The point of the movie is much deeper. It is about what makes us human or not, and the answer is not hopeful. For in evolution, there is no ultimate difference. We are all reducible to our animal natures, our biology. And that is what this film suggests. There is a dilemma between the heroine and the “action woman” of the piece. Evidently, the “action woman” had an affair with the heroine’s husband before he got killed in a car accident. The action woman regrets it to some degree, though not totally, since she still carries around a token of the husband’s betrayed lust in the form of a piece of jewelry. Anyway, as the monsters start to attack, the action woman and the heroine turn into battling mommas, while the others fall apart. Only the heroine turns a bit more bloody in her rage.

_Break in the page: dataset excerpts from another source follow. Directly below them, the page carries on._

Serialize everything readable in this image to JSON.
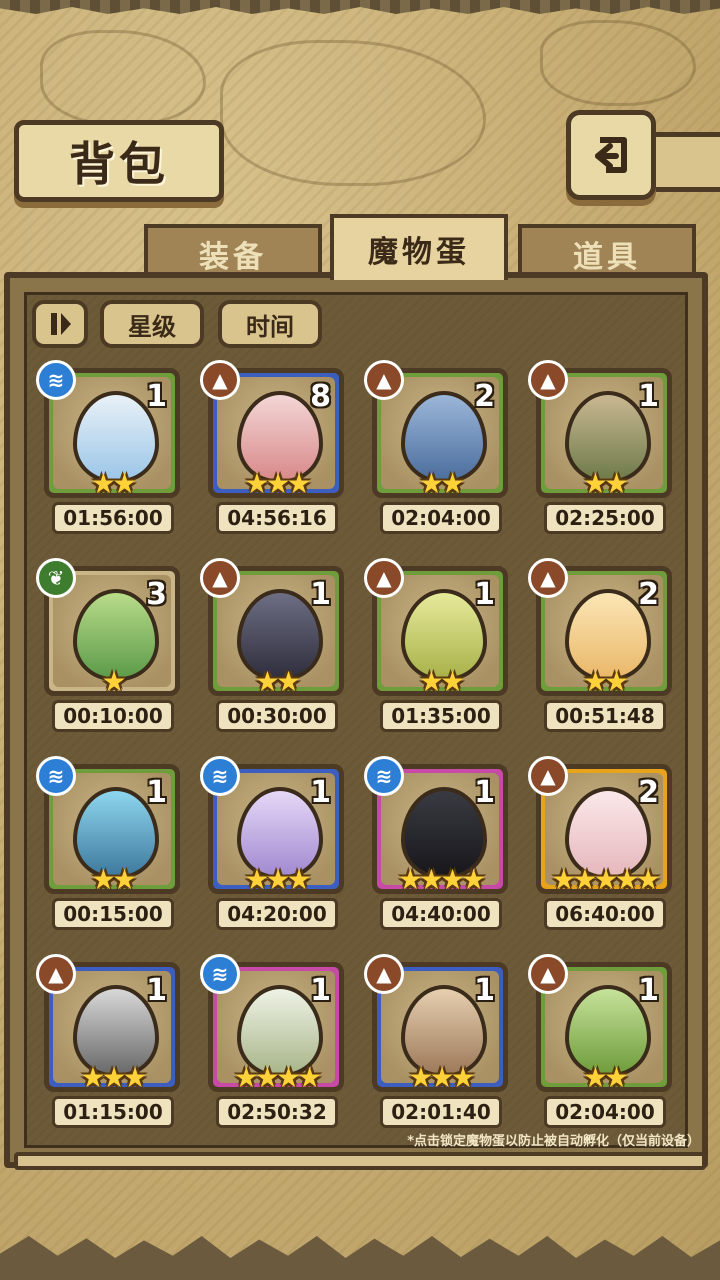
{
  "header": {
    "title": "背包",
    "back_icon": "return-arrow-icon"
  },
  "tabs": [
    {
      "label": "装备",
      "active": false
    },
    {
      "label": "魔物蛋",
      "active": true
    },
    {
      "label": "道具",
      "active": false
    }
  ],
  "filters": {
    "sort_icon": "sort-toggle-icon",
    "star_label": "星级",
    "time_label": "时间"
  },
  "colors": {
    "water": "#2d7fd6",
    "earth": "#8a4a2a",
    "grass": "#3d7d2d"
  },
  "eggs": [
    {
      "element": "water",
      "count": "1",
      "stars": "★★",
      "timer": "01:56:00",
      "rarity": "green"
    },
    {
      "element": "earth",
      "count": "8",
      "stars": "★★★",
      "timer": "04:56:16",
      "rarity": "blue"
    },
    {
      "element": "earth",
      "count": "2",
      "stars": "★★",
      "timer": "02:04:00",
      "rarity": "green"
    },
    {
      "element": "earth",
      "count": "1",
      "stars": "★★",
      "timer": "02:25:00",
      "rarity": "green"
    },
    {
      "element": "grass",
      "count": "3",
      "stars": "★",
      "timer": "00:10:00",
      "rarity": "plain"
    },
    {
      "element": "earth",
      "count": "1",
      "stars": "★★",
      "timer": "00:30:00",
      "rarity": "green"
    },
    {
      "element": "earth",
      "count": "1",
      "stars": "★★",
      "timer": "01:35:00",
      "rarity": "green"
    },
    {
      "element": "earth",
      "count": "2",
      "stars": "★★",
      "timer": "00:51:48",
      "rarity": "green"
    },
    {
      "element": "water",
      "count": "1",
      "stars": "★★",
      "timer": "00:15:00",
      "rarity": "green"
    },
    {
      "element": "water",
      "count": "1",
      "stars": "★★★",
      "timer": "04:20:00",
      "rarity": "blue"
    },
    {
      "element": "water",
      "count": "1",
      "stars": "★★★★",
      "timer": "04:40:00",
      "rarity": "pink"
    },
    {
      "element": "earth",
      "count": "2",
      "stars": "★★★★★",
      "timer": "06:40:00",
      "rarity": "gold"
    },
    {
      "element": "earth",
      "count": "1",
      "stars": "★★★",
      "timer": "01:15:00",
      "rarity": "blue"
    },
    {
      "element": "water",
      "count": "1",
      "stars": "★★★★",
      "timer": "02:50:32",
      "rarity": "pink"
    },
    {
      "element": "earth",
      "count": "1",
      "stars": "★★★",
      "timer": "02:01:40",
      "rarity": "blue"
    },
    {
      "element": "earth",
      "count": "1",
      "stars": "★★",
      "timer": "02:04:00",
      "rarity": "green"
    }
  ],
  "footer_note": "*点击锁定魔物蛋以防止被自动孵化（仅当前设备）"
}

So action momma refuses to leave when she finds the exit until she goes back for the heroine. This is her redemption or human conscience and guilt over her friend. Unfortunately, the heroine has discovered her friend’s betrayal and when she shows up at the escape exit, and have the last chance to leave, the heroine wounds the action woman and leaves her to be eaten by the monsters. This to me is a clear attempt to be consistent with an atheist evolutionary worldview that claims that morality is an arbitrary social convention, since these monsters, separated from the rest of society simply are reduced to survival of the fittest. The movie could have been a heroic affirmation of humanity if, at that moment of revelation between the women, the heroine would forgive “action woman,” and they escape. Because you see that would be what would make them different from the raw animal tooth and claw of their predators. The ability to forgive would be the sense of morality that humanizes us, that is, separates us from the rest of the animal kingdom as created in the image of God. That is what would give the characters their true “victory” to survive beyond the beasts. But instead, the storytellers chose to have the heroine capitulate to revenge and murder, to in fact become like the beasts that were chasing them.
This materialist mythology spoils the movie for me and shows just how unsatisfying atheist evolutionary storytelling is if one is consistent with one’s worldview. There is no heroism or hope or atonement, there is only survival of the fittest and revenge.